Shows like HBO’s “Westworld” and the “Blade Runner” films depict a dystopian future where humankind and machine have merged, blurring the line between people and robots. As a cardiologist, I find myself face to face with both the promise and the peril of such a marriage — a reality for me and my patients rather than a distant hypothetical.
Tens of thousands of Americans today have mechanical pumps keeping them alive, offering the first serious glimpse of what the union of human and machine will look like. Left ventricular assist devices (LVADs) are sutured right into the hearts of patients with severe heart failure, mechanizing them to keep blood circulating throughout the body. While they don’t quite turn into cyborgs, most patients with LVADs don’t have a pulse, and if you put a stethoscope to their chest, instead of hearing the galloping of their heart, you would hear the hum of the pump.
As we move into the post-evolutionary phase of our species, for this union to be a boon to humankind rather than the bane of our existence, we need to ensure that ethical discourse and regulatory oversight keep up.
We have sought to restore our bodies with things like artificial hips to replace arthritic joints or contact lenses to sharpen blurry vision, but never before have we given a home inside our body to technology that fundamentally changes the human experience. LVADs are pushing bodies into places unforeseen: They can survive even if their hearts stop beating, something previously unimaginable. The devices are also teaching us what happens when blood flows continuously through the body rather than in pulses with every beat of the heart.

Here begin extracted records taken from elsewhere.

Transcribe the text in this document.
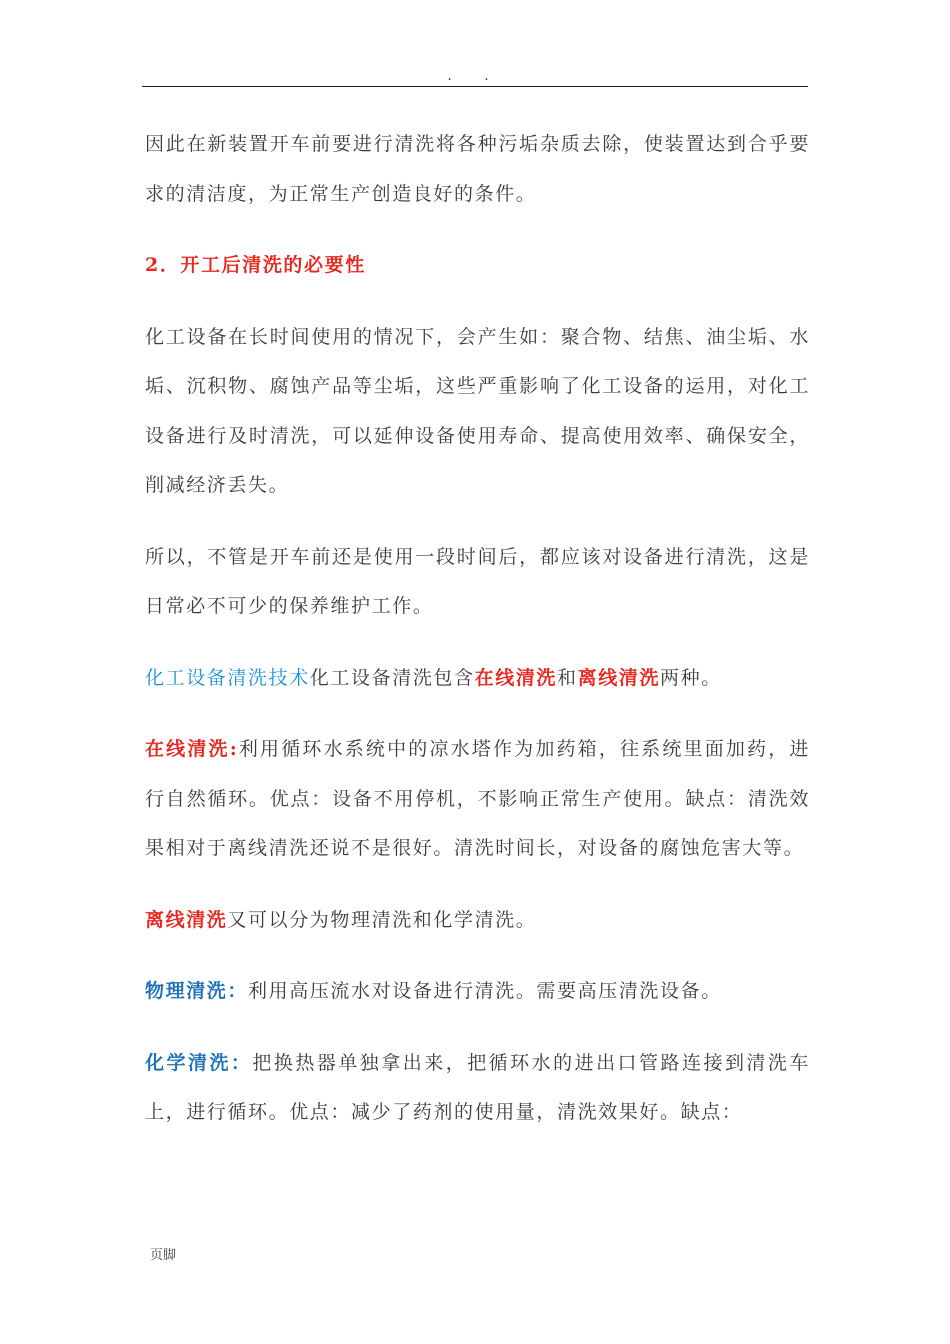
. .

因此在新装置开车前要进行清洗将各种污垢杂质去除，使装置达到合乎要求的清洁度，为正常生产创造良好的条件。

2．开工后清洗的必要性

化工设备在长时间使用的情况下，会产生如：聚合物、结焦、油尘垢、水垢、沉积物、腐蚀产品等尘垢，这些严重影响了化工设备的运用，对化工设备进行及时清洗，可以延伸设备使用寿命、提高使用效率、确保安全，削减经济丢失。

所以，不管是开车前还是使用一段时间后，都应该对设备进行清洗，这是日常必不可少的保养维护工作。

化工设备清洗技术化工设备清洗包含在线清洗和离线清洗两种。

在线清洗:利用循环水系统中的凉水塔作为加药箱，往系统里面加药，进行自然循环。优点：设备不用停机，不影响正常生产使用。缺点：清洗效果相对于离线清洗还说不是很好。清洗时间长，对设备的腐蚀危害大等。

离线清洗又可以分为物理清洗和化学清洗。

物理清洗：利用高压流水对设备进行清洗。需要高压清洗设备。

化学清洗：把换热器单独拿出来，把循环水的进出口管路连接到清洗车上，进行循环。优点：减少了药剂的使用量，清洗效果好。缺点：

页脚
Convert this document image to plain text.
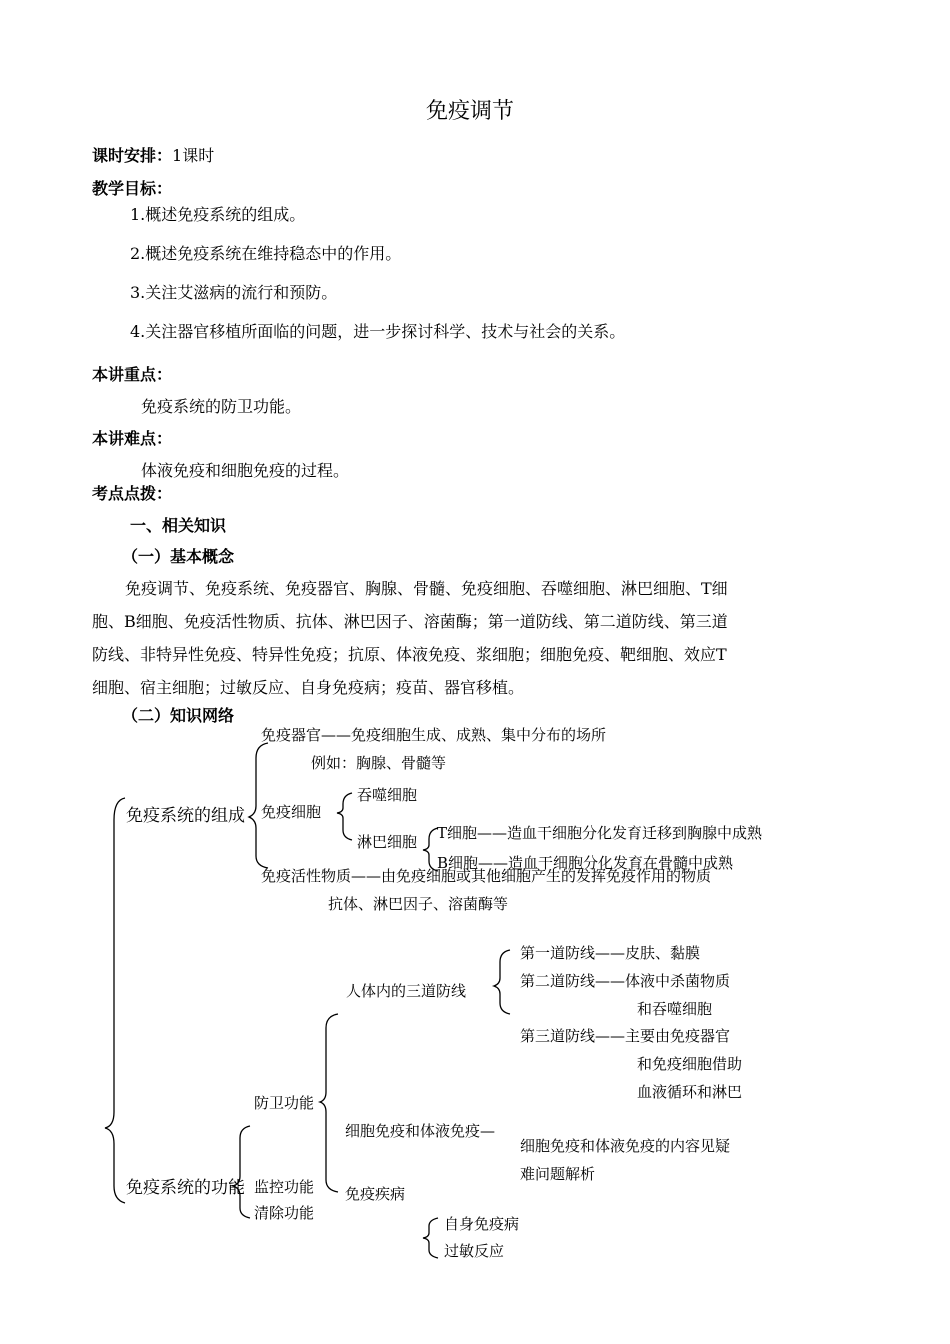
免疫调节
课时安排：1课时
教学目标：
1.概述免疫系统的组成。
2.概述免疫系统在维持稳态中的作用。
3.关注艾滋病的流行和预防。
4.关注器官移植所面临的问题，进一步探讨科学、技术与社会的关系。
本讲重点：
免疫系统的防卫功能。
本讲难点：
体液免疫和细胞免疫的过程。
考点点拨：
一、相关知识
（一）基本概念
免疫调节、免疫系统、免疫器官、胸腺、骨髓、免疫细胞、吞噬细胞、淋巴细胞、T细
胞、B细胞、免疫活性物质、抗体、淋巴因子、溶菌酶；第一道防线、第二道防线、第三道
防线、非特异性免疫、特异性免疫；抗原、体液免疫、浆细胞；细胞免疫、靶细胞、效应T
细胞、宿主细胞；过敏反应、自身免疫病；疫苗、器官移植。
（二）知识网络
免疫器官——免疫细胞生成、成熟、集中分布的场所
例如：胸腺、骨髓等
吞噬细胞
免疫系统的组成 免疫细胞
T细胞——造血干细胞分化发育迁移到胸腺中成熟
淋巴细胞
B细胞——造血干细胞分化发育在骨髓中成熟
免疫活性物质——由免疫细胞或其他细胞产生的发挥免疫作用的物质
抗体、淋巴因子、溶菌酶等
第一道防线——皮肤、黏膜
第二道防线——体液中杀菌物质
人体内的三道防线
和吞噬细胞
第三道防线——主要由免疫器官
和免疫细胞借助
血液循环和淋巴
防卫功能
细胞免疫和体液免疫—
细胞免疫和体液免疫的内容见疑
难问题解析
免疫系统的功能 监控功能 免疫疾病
清除功能
自身免疫病
过敏反应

While many patients with LVADs can experience devastating complications such as strokes, bleeds and infections, many achieve previously unimaginable outcomes. The devices may soon help people with severe heart failure to live longer than those with the gold standard: a transplanted heart, which has shown to extend the lives of patients for an average of 11 years. A trial of the newest generation of pumps, called Momentum 3, showed that the two-year survival rate of patients with LVADs is creeping closer to that of patients who receive a human heart.
“LVADs are now more forgiving in terms of complication rates and the need for constant complex care,” said Mandeep Mehra, medical director of the at Brigham and Women’s Hospital’s Heart and Vascular Center, a professor at Harvard Medical School and principal investigator of the study. “The main objective of LVADs in elderly patients is to not just add years to their lives but life to their years.”
These improvements have led some of my patients with an LVAD to reject the opportunity to have it replaced with a transplanted heart. And just last year, researchers developed a prototype LVAD that charges wirelessly rather than through large batteries patients have to wear in special vests or in belts, making it easier to live with and letting many patients do what they cannot with current LVADs: swim.
“The next generation of devices need to become fully internalized like a pacemaker so that the person is not constantly reminded that they are a patient,” said Dr. Mehra.
I have witnessed LVADs giving some of my patients the opportunity to attend their grandchildren’s weddings and letting others to return to work, but this technology comes with its own set of drawbacks. While an LVAD, as long as it functions appropriately, is somewhat immortal and can be replaced with a surgical procedure, the rest of the human body continues to age. An LVAD can keep pumping blood, even as all the other organs in the body fall apart. It can push blood furiously through a body even after it has died.
The early days of new medical advances are often rocky, based on the incremental nature of technology, so it is critical that we fully prepare patients for what to expect. Yet as a 2017 study showed, when patients were provided unbiased information on the pros and cons of LVAD therapy, fewer went ahead with the implantation. Though the Centers for Medicare and Medicaid Services mandate involvement of palliative care for all patients receiving LVADs, many hospitals see this as only a box to check, providing lip service to this requirement. It should be mandatory for patients to be provided unbiased information and to have a formal consult with a palliative care clinician.
Despite what LVADs and other new medical technology can achieve, we need to ensure that the enthusiasm to advance the human condition does not circumvent appropriate regulatory oversight. Already there have been recalls of hundreds of thousands of pacemakers because of hacking vulnerabilities. Such safeguards need to be ensured for LVADs as well. The last generation of LVADs experienced an unexpected spike in the formation of blood clots in the pump. This was never fully explained, amplifying the need for continued vigilance.
We also need to ensure that everyone has access to medical technology, rather than only the affluent. We have seen this with expensive medications, but in a future where people upgrade their organs as they do crooked noses and slender lips, unequal access could very much lead to a caste system with a life span booster as much a status symbol as the artificial augmentation of the human body. We must debate about the consequences of these therapies as they are developed rather than react when the unforeseen occurs.
Finally, we need to ensure that LVADs help us to live not only longer but also better. Instead of focusing on individual organs, we should strive to look at the whole person and how an LVAD might fit in that individual’s and his or her caregiver’s life. The best way to do that is to ensure that we get people the help they need, including changes in lifestyle and evidence-based medications to prevent heart failure, such that an LVAD is never needed.